What are the future growth prospects for AIOps and MLOps in the enterprise?
While as an industry we know much more about what it takes to succeed with AI and machine learning than we did just a couple of years ago, an honest view of the landscape has to conclude that it is only really being dabbled in right now.
Things have certainly moved beyond the realm of “buzz,” and a handful of businesses have shown that AI has real enterprise applications that can generate tremendous value. As more businesses, inspired by this success, become involved, they will recognize pretty quickly that they need an MLOps solution if they’re to reliably see a return on their investment. As interest in machine learning grows, interest in MLOps can only grow with it.

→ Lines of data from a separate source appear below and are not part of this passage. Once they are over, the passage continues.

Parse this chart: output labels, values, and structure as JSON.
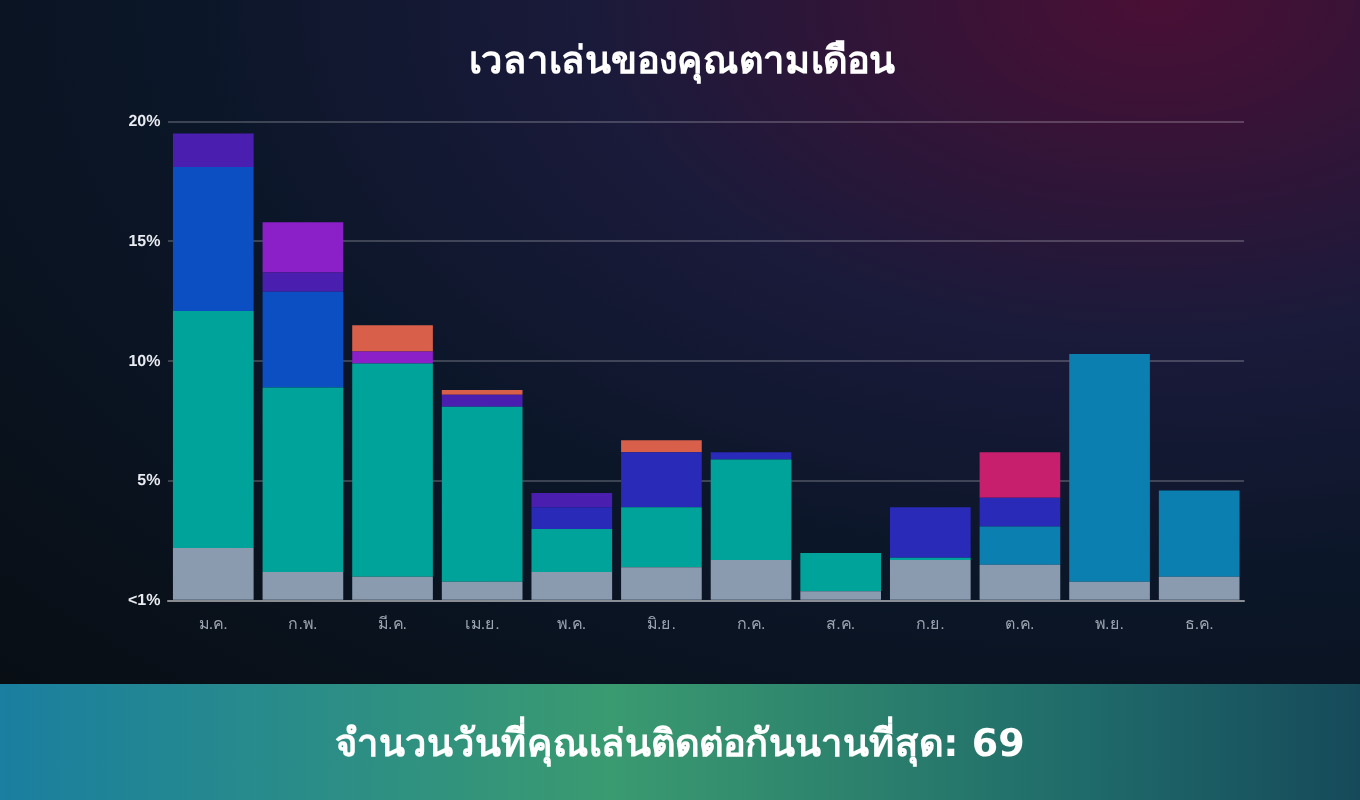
{
  "chart_data": {
    "type": "bar",
    "stacked": true,
    "title": "เวลาเล่นของคุณตามเดือน",
    "categories": [
      "ม.ค.",
      "ก.พ.",
      "มี.ค.",
      "เม.ย.",
      "พ.ค.",
      "มิ.ย.",
      "ก.ค.",
      "ส.ค.",
      "ก.ย.",
      "ต.ค.",
      "พ.ย.",
      "ธ.ค."
    ],
    "series": [
      {
        "color": "#8a9bb0",
        "values": [
          2.2,
          1.2,
          1.0,
          0.8,
          1.2,
          1.4,
          1.7,
          0.4,
          1.7,
          1.5,
          0.8,
          1.0
        ]
      },
      {
        "color": "#00a39a",
        "values": [
          9.9,
          7.7,
          8.9,
          7.3,
          1.8,
          2.5,
          4.2,
          1.6,
          0.1,
          null,
          null,
          null
        ]
      },
      {
        "color": "#0a7fb0",
        "values": [
          null,
          null,
          null,
          null,
          null,
          null,
          null,
          null,
          null,
          1.6,
          9.5,
          3.6
        ]
      },
      {
        "color": "#0b4fc2",
        "values": [
          6.0,
          4.0,
          null,
          null,
          null,
          null,
          null,
          null,
          null,
          null,
          null,
          null
        ]
      },
      {
        "color": "#2a2ab8",
        "values": [
          null,
          null,
          null,
          null,
          0.9,
          2.3,
          0.3,
          null,
          2.1,
          1.2,
          null,
          null
        ]
      },
      {
        "color": "#4a1fb0",
        "values": [
          1.4,
          0.8,
          null,
          0.5,
          0.6,
          null,
          null,
          null,
          null,
          null,
          null,
          null
        ]
      },
      {
        "color": "#8b1fc8",
        "values": [
          null,
          2.1,
          0.5,
          null,
          null,
          null,
          null,
          null,
          null,
          null,
          null,
          null
        ]
      },
      {
        "color": "#d8604a",
        "values": [
          null,
          null,
          1.1,
          0.2,
          null,
          0.5,
          null,
          null,
          null,
          null,
          null,
          null
        ]
      },
      {
        "color": "#c81e6e",
        "values": [
          null,
          null,
          null,
          null,
          null,
          null,
          null,
          null,
          null,
          1.9,
          null,
          null
        ]
      }
    ],
    "ylim": [
      0,
      20
    ],
    "yticks": [
      {
        "value": 0,
        "label": "<1%"
      },
      {
        "value": 5,
        "label": "5%"
      },
      {
        "value": 10,
        "label": "10%"
      },
      {
        "value": 15,
        "label": "15%"
      },
      {
        "value": 20,
        "label": "20%"
      }
    ],
    "grid": "y",
    "legend": false,
    "annotations": [
      "จำนวนวันที่คุณเล่นติดต่อกันนานที่สุด: 69"
    ]
  }
}
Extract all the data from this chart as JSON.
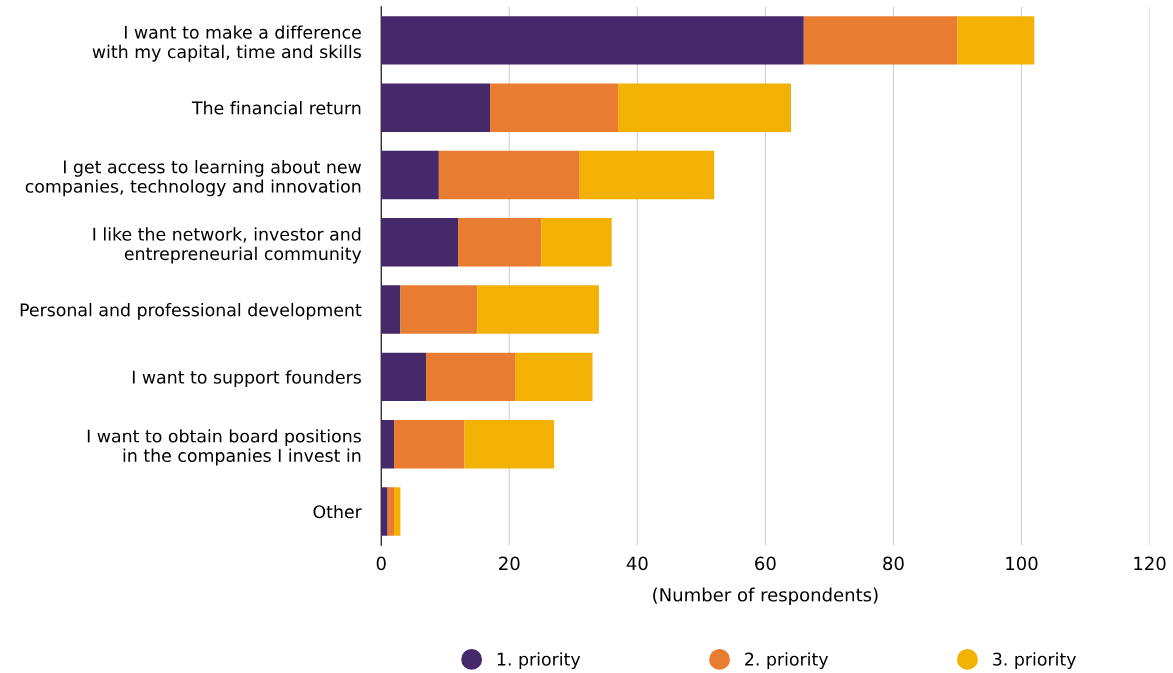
{
  "chart_data": {
    "type": "bar",
    "orientation": "horizontal",
    "stacked": true,
    "categories": [
      "I want to make a difference\nwith my capital, time and skills",
      "The financial return",
      "I get access to learning about new\ncompanies, technology and innovation",
      "I like the network, investor and\nentrepreneurial community",
      "Personal and professional development",
      "I want to support founders",
      "I want to obtain board positions\nin the companies I invest in",
      "Other"
    ],
    "series": [
      {
        "name": "1. priority",
        "color": "#46296a",
        "values": [
          66,
          17,
          9,
          12,
          3,
          7,
          2,
          1
        ]
      },
      {
        "name": "2. priority",
        "color": "#e87d31",
        "values": [
          24,
          20,
          22,
          13,
          12,
          14,
          11,
          1
        ]
      },
      {
        "name": "3. priority",
        "color": "#f2b103",
        "values": [
          12,
          27,
          21,
          11,
          19,
          12,
          14,
          1
        ]
      }
    ],
    "xlabel": "(Number of respondents)",
    "xlim": [
      0,
      120
    ],
    "xticks": [
      0,
      20,
      40,
      60,
      80,
      100,
      120
    ],
    "grid": "x",
    "legend": "bottom",
    "marker": "circle"
  }
}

On the other hand, AIOps is more advanced in its penetration of enterprises – but it is, and will likely remain, the preserve of large organizations with their own IT teams. These companies have the most to gain from improved process efficiencies and the greatest scope to redeploy operational resources to more value-add activity. And we’re yet to meet an enterprise that doesn’t covet either of these outcomes.
So, while not getting the two technologies confused is something of a 101 lesson, the overlap in skills means that tech leaders can reasonably expect to be able to accommodate both on their transformation roadmap. And we expect that most will, sooner rather than later.